To support my drug habit, I started working at a strip club.  I worked as a stripper and a prostitute for several years before I got arrested for trafficking heroin.  My life was a wreck and I had nowhere to go, so I went to rehab.  I had tried going to rehab several times before, so I wasn’t sure that it would work for me, but I was out of options.  I ended up in a year-long program, and it saved my life.

When I was shooting up heroin and stripping, I didn’t care about my life.  I would overdose or get beat up and it didn’t matter to me.  I felt like I was a fuckup and that my life wasn’t worth living.  In rehab I did the hard work of processing everything that had happened with my family, and as awful as it was, I’m a more whole person for all that.

It’s ironic – while I was in rehab, I was processing with a counselor and I told her about how I was brought up – conservative Christian homeschooler.  She was shocked.  She said that my story completely reframed how she thought about homeschooling.  She had always assumed that homeschooling was a good way to safeguard against having your kids become radically screwed up.  I guess I disproved that idea.

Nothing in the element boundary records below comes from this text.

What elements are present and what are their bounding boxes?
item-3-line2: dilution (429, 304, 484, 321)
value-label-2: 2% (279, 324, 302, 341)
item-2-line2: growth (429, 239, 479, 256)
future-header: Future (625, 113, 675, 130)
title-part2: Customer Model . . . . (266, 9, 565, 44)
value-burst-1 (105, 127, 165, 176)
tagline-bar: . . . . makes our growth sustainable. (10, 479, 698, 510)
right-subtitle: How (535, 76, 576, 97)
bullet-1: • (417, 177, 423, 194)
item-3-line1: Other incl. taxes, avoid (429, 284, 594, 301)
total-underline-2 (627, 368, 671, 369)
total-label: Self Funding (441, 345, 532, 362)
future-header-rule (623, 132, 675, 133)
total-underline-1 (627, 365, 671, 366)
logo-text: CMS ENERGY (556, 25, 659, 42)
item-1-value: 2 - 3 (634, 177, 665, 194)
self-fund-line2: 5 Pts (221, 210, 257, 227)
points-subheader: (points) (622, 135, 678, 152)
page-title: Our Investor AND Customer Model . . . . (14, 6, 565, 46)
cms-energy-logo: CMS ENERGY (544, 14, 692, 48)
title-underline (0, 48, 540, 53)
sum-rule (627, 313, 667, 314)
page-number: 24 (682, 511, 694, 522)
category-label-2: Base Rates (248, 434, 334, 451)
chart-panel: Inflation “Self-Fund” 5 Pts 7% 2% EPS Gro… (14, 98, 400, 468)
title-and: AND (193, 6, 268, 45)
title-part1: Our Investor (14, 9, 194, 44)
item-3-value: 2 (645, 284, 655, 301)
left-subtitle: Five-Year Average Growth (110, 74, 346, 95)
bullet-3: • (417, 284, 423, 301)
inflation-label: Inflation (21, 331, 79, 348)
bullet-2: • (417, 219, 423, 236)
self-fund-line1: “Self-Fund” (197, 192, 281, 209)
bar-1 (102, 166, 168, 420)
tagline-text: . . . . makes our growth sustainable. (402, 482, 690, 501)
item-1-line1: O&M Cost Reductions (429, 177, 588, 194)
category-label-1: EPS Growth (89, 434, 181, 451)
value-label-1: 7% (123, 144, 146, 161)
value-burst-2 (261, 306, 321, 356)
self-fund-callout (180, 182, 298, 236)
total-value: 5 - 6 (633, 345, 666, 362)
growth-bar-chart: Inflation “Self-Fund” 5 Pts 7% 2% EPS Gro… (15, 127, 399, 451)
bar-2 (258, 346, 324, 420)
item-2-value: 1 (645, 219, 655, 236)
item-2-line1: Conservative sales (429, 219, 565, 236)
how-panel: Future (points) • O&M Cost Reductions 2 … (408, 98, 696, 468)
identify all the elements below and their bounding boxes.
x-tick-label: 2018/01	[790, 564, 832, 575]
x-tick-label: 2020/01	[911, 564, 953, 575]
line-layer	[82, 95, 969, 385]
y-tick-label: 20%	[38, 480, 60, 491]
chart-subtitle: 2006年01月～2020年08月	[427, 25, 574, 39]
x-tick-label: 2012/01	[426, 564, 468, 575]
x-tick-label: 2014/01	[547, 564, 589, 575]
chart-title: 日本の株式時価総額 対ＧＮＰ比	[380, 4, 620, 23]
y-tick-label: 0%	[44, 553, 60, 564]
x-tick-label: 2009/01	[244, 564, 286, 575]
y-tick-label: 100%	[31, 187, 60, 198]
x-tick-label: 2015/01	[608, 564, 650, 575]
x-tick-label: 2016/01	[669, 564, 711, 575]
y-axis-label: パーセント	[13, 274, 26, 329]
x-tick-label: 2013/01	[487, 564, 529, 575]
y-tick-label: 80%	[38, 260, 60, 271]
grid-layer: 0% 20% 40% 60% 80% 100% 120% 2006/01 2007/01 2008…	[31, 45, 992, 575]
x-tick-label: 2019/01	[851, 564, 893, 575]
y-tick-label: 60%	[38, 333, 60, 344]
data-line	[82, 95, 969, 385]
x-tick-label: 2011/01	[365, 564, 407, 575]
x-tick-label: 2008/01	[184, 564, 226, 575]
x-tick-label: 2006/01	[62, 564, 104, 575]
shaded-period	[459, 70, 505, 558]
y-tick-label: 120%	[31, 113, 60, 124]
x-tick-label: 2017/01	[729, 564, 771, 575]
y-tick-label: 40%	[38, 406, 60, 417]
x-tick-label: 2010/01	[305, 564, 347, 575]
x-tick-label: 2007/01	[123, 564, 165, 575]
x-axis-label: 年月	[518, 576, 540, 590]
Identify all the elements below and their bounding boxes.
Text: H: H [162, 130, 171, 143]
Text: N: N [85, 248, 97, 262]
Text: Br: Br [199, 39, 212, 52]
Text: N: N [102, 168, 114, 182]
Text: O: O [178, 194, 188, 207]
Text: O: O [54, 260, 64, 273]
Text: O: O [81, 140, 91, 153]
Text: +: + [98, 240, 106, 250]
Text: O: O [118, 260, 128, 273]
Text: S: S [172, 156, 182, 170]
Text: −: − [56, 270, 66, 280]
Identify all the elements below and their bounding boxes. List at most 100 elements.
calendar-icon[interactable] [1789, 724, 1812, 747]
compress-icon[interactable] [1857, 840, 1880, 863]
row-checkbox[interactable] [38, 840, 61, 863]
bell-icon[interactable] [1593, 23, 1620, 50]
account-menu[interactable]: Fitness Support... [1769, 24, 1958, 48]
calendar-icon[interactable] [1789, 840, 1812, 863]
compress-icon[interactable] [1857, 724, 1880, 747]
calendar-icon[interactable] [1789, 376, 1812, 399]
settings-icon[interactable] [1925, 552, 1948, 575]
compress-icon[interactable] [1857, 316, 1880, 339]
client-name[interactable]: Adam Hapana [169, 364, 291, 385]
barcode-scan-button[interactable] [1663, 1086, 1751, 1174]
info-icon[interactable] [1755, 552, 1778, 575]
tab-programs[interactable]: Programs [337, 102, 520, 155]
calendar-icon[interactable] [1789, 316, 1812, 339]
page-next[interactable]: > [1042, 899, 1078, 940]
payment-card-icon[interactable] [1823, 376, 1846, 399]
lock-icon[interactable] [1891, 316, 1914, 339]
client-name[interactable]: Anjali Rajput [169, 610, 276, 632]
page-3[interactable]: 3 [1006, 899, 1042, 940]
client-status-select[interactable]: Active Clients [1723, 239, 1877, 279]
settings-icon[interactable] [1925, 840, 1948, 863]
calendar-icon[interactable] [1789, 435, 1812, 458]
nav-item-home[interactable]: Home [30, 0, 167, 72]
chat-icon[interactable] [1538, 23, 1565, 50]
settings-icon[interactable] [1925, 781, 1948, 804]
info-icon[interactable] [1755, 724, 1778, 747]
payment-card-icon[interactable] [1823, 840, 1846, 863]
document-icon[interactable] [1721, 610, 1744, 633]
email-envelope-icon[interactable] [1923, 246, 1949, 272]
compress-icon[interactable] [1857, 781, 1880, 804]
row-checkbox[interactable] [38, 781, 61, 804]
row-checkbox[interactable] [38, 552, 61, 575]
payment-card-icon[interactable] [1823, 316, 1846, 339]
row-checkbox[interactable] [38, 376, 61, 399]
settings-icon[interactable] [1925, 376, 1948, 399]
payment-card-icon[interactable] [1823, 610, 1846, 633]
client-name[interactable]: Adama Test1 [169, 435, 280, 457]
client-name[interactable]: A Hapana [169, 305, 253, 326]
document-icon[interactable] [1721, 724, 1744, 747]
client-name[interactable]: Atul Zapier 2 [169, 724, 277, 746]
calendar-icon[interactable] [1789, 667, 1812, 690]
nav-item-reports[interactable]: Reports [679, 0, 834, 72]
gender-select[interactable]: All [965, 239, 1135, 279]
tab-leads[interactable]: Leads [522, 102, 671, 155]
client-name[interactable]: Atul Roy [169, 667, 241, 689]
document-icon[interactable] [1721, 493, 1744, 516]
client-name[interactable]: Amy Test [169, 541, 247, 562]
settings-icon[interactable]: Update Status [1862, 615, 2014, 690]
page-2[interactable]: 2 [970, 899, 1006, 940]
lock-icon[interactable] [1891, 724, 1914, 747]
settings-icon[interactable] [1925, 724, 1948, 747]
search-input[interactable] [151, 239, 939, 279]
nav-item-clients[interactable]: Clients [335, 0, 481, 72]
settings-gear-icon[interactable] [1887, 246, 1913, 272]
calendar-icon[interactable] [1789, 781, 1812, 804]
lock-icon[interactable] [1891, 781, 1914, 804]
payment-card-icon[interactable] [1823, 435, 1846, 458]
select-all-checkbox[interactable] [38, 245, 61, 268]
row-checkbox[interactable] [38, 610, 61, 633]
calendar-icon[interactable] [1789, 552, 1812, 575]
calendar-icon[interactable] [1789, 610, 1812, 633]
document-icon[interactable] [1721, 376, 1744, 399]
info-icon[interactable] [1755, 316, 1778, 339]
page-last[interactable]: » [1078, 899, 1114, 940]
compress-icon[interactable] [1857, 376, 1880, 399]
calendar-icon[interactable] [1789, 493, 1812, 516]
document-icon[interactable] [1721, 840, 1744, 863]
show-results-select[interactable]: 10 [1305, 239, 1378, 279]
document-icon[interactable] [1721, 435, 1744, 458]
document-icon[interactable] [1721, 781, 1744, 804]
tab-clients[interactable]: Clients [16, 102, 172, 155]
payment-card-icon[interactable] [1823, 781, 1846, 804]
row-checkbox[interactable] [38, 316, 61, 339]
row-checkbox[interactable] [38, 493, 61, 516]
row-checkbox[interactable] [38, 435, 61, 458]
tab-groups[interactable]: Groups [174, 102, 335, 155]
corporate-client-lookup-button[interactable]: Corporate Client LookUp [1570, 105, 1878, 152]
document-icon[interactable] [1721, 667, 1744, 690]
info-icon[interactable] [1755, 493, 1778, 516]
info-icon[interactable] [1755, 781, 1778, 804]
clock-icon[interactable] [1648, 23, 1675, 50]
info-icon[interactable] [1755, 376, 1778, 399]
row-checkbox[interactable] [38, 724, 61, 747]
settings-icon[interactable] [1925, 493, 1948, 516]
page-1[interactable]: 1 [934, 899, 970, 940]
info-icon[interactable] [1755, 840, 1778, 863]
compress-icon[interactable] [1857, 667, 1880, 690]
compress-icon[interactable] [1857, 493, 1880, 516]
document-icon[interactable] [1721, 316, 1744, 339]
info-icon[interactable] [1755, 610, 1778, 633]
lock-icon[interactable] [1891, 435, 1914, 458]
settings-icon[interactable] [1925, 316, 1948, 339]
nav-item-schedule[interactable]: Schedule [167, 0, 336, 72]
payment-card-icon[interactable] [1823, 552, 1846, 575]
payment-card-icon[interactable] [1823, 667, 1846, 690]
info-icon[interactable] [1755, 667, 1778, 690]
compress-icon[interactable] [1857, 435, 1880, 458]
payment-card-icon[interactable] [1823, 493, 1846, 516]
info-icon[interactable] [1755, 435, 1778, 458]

Since graduating rehab (most of the kids I competed in NCFCA with graduated college this year – I graduated rehab – ironic, right?) I’ve done my best to live life sober.  I attend 12 step meetings and a big part of my recovery is letting go of my resentments.  I’m still working on letting go of some resentment I have about my upbringing, but I’m slowly coming to terms with it.  In no way do I blame my choices on the way I was raised; I accept complete responsibility for my actions over the last few years.  Still, as people we are the sum of our experiences, and homeschooling was a huge part of my experience.  My upbringing shaped me into who I am today.

I can’t say that I liked the process of getting here, but today my life is good; I have a good job, I’m clean and sober, I’m not incarcerated, and I have people that love me when I don’t love myself.

It’s been hell to get here, but it is what it is and I’m okay with that today.